The couple's education philanthropy sometimes intersects with their interest in policy as well. There's the Roger Hertog Program on Law and National Security at Columbia University, and the Hertog Global Strategy Initiative, a research program at Columbia University that uses historical analysis to confront problems in world politics.

Finally, while the Hertog Foundation states very clearly that it does not accept unsolicited proposals, the  foundation itself runs a number of different educational programs which are open to applicants. One is the Hertog Economic Policy Studies Summer Program, an intensive two-week program offered in conjunction with National Affairs magazine. Another foundation program is the Hertog War Studies Program which aims to educate advanced undergraduate students about the theory, practice, organization, and control of war and military forces. (To find out more about these programs click here.) 

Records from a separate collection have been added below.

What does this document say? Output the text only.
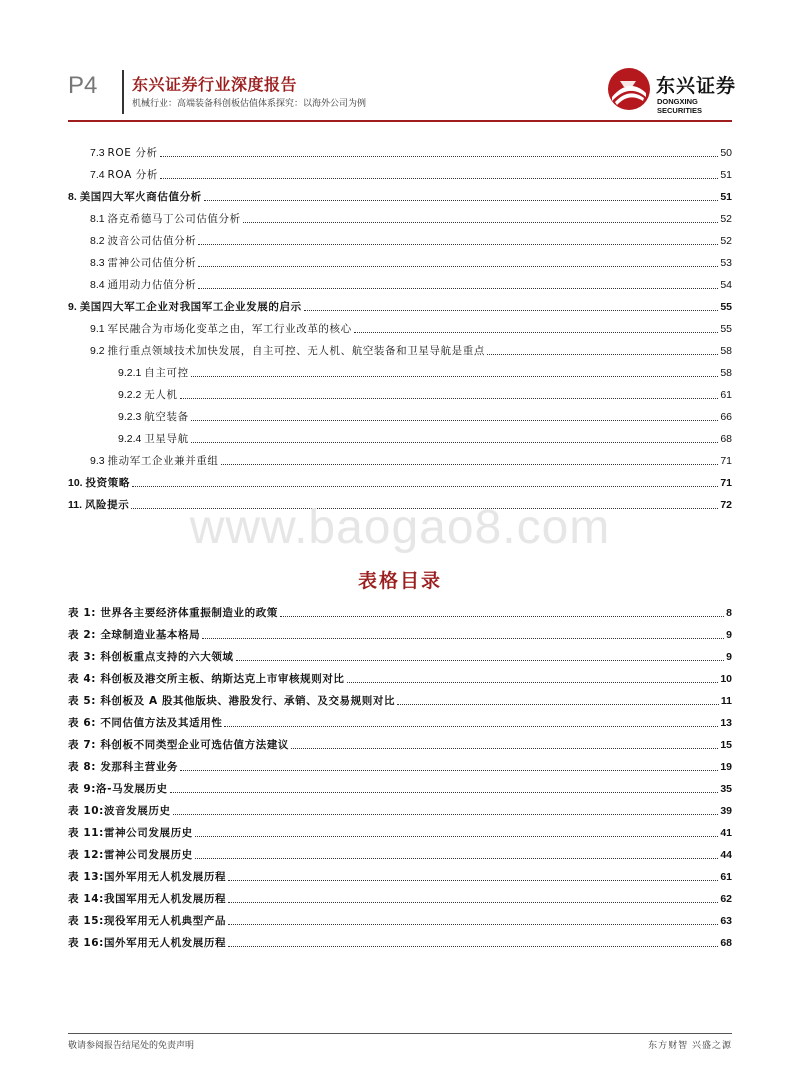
P4 东兴证券行业深度报告
机械行业：高端装备科创板估值体系探究：以海外公司为例
东兴证券
DONGXING SECURITIES
7.3 ROE 分析	50
7.4 ROA 分析	51
8. 美国四大军火商估值分析	51
8.1 洛克希德马丁公司估值分析	52
8.2 波音公司估值分析	52
8.3 雷神公司估值分析	53
8.4 通用动力估值分析	54
9. 美国四大军工企业对我国军工企业发展的启示	55
9.1 军民融合为市场化变革之由，军工行业改革的核心	55
9.2 推行重点领域技术加快发展，自主可控、无人机、航空装备和卫星导航是重点	58
9.2.1 自主可控	58
9.2.2 无人机	61
9.2.3 航空装备	66
9.2.4 卫星导航	68
9.3 推动军工企业兼并重组	71
10. 投资策略	71
11. 风险提示	72
www.baogao8.com
表格目录
表 1: 世界各主要经济体重振制造业的政策	8
表 2: 全球制造业基本格局	9
表 3: 科创板重点支持的六大领域	9
表 4: 科创板及港交所主板、纳斯达克上市审核规则对比	10
表 5: 科创板及 A 股其他版块、港股发行、承销、及交易规则对比	11
表 6: 不同估值方法及其适用性	13
表 7: 科创板不同类型企业可选估值方法建议	15
表 8: 发那科主营业务	19
表 9:洛-马发展历史	35
表 10:波音发展历史	39
表 11:雷神公司发展历史	41
表 12:雷神公司发展历史	44
表 13:国外军用无人机发展历程	61
表 14:我国军用无人机发展历程	62
表 15:现役军用无人机典型产品	63
表 16:国外军用无人机发展历程	68
敬请参阅报告结尾处的免责声明	东方财智 兴盛之源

3. The Hertogs Care About Libraries and History

Hertog once chaired the New York Historical Society, and in 2013, established the Hertog Fellowship, a two-year residency aimed at furthering the work of an eminent scholar through research. Millions have gone to the outfit over the years. The couple have also been major supporters of the New York Public Library system, and have given at least $70 million to that institution, including a multi-million dollar gift to build the Bronx Library Center. It's not often that we see major money get to New York's outer boroughs. Clearly this bookworm from the Bronx hasn't forgotten his formative years. As well, Susan is writer with an MFA from Columbia University.


Apart from the above interests, the Hertogs also recently gave at least $1 million to the Met, and more modest sums have gone to Lincoln Center. While the couple aren't major health philanthropists, a lot of their gifts in this area have gone to New York City outfits such as Weill Cornell. As well, in addition to funding the activities of the Tikvah Fund, the Hertogs have given to a wide array of Jewish outfits, mainly in New York City.